If their memory IO supports multiple ranks like the RTX 3090 (it used dual rank) did, they could do a new PCB layout and then add more memory chips to it. No additional silicon area would be necessary.
That would basically mean Intel doubling the size of their current GPU die, with a different memory PHY. They're clearly not ready to make that an affordable card. Maybe when they get around to making a chiplet-based GPU.
Are you suggesting that Intel 'just' release a GPU at the same price point as an M4 Max SOC? And that there would be a large market for it if they did so? Seems like an extremely niche product that would be demanding to manufacture. The M4 Max makes sense because it's a complete system they can sell to Apple's price-insensitive audience, Intel doesn't have a captive market like that to sell bespoke LLM accelerator cards to yet.
If this hypothetical 128GB LLM accelerator was also a capable GPU that would be more interesting but Intel hasn't proven an ability to execute on that level yet.
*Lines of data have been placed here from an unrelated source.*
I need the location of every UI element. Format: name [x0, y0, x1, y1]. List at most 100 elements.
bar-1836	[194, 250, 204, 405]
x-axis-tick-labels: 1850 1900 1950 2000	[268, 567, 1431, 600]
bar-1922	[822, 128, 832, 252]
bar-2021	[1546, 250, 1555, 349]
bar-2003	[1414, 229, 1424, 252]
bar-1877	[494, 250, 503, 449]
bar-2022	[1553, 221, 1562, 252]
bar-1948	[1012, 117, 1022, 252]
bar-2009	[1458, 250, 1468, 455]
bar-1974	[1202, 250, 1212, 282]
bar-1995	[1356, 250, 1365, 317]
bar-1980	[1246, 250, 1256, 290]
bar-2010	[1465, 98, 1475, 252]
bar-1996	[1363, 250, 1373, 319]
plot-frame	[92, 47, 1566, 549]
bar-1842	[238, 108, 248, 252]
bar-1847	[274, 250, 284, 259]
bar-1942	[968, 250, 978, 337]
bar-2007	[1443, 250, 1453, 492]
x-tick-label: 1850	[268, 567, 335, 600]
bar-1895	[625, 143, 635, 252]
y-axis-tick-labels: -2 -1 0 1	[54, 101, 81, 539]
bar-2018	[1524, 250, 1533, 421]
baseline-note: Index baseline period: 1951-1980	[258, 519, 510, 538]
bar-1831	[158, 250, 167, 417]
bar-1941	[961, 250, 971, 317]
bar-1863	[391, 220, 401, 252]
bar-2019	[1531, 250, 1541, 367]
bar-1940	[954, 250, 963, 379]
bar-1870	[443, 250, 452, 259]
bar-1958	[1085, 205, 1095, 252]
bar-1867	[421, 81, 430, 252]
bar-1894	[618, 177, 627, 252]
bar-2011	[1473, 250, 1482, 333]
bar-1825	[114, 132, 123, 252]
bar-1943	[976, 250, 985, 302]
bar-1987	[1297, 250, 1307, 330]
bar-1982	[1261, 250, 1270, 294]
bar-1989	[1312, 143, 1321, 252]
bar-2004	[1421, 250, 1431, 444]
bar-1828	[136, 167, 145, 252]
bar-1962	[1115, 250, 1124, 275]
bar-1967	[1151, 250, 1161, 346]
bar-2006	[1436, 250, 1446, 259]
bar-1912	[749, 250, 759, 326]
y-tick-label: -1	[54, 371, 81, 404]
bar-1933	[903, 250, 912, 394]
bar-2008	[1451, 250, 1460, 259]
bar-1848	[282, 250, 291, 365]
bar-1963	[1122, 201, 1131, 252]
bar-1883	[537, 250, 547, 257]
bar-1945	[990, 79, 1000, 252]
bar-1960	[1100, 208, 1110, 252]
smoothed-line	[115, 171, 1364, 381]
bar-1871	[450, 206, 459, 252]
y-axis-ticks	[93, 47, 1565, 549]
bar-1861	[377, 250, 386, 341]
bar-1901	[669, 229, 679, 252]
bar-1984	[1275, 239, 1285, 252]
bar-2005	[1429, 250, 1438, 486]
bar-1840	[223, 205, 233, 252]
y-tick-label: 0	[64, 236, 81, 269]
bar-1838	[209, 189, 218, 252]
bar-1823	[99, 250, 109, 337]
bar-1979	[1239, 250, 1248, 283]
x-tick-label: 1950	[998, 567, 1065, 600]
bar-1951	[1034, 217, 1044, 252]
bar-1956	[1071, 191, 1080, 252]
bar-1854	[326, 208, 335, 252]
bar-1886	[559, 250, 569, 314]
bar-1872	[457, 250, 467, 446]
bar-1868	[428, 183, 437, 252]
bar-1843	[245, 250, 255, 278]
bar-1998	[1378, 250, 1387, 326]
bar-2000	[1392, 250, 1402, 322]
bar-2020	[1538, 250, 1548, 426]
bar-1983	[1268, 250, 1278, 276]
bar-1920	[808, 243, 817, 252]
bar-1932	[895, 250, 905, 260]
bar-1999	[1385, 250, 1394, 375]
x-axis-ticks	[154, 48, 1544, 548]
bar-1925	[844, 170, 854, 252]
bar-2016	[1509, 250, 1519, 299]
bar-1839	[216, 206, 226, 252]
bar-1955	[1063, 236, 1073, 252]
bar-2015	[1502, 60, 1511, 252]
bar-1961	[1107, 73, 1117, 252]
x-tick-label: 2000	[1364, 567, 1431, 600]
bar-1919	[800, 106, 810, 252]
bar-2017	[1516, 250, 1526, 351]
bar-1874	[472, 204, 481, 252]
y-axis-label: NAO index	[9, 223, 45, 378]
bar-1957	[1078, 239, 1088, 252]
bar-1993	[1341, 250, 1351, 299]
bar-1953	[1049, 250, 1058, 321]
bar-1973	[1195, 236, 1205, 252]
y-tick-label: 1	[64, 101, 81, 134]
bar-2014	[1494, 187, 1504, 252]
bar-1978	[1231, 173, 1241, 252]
Nothing in my comment says about pricing it at the M4 Max level. Apple charges as much because they can (typing this on an $8000 M3 Max). 128GB LPDDR5 is dirt cheap these days just Apple adds its premium because they like to. Nothing prevents Intel from releasing a basic GPU with that much RAM for under $1k.
You're asking for a GPU die at least as large as NVIDIA's TU102 that was $1k in 2018 when paired with only 11GB of RAM (because $1k couldn't get you a fully-enabled die to use 12GB of RAM). I think you're off by at least a factor of two in your cost estimates.
Though Intel should also identify say the top-100 finetuners and just send it to them for free, on the down low. That would create some market pressure.
Intel has Xeon Phi which was a spin-off of their first attempt at GPU so they have a lot of tech in place they can reuse already. They don't need to go with GDDRx/HBMx designs that require large dies.
I don't want to further this discussions but may be you dont realise some of the people who replied to you either design hardware for a living or has been in the hardware industry for longer than 20 years.
It would be interesting if those saying that a regular GPU with 128GB of VRAM cannot be made would explain how Qualcomm was able to make this card. It is not a big stretch to imagine a GPU with the same memory configuration. Note that Qualcomm did not use HBM for this.
For some reason Apple did it with M3/M4 Max likely by folks that are also on HN. The question is how many of the years spent designing HW were spent also by educating oneselves on the latest best ways to do it.
Even LPDDR requires a large die. It only takes things out of the realm of technologically impossible to merely economically impractical. A 512-bit bus is still very inconveniently large for a single die.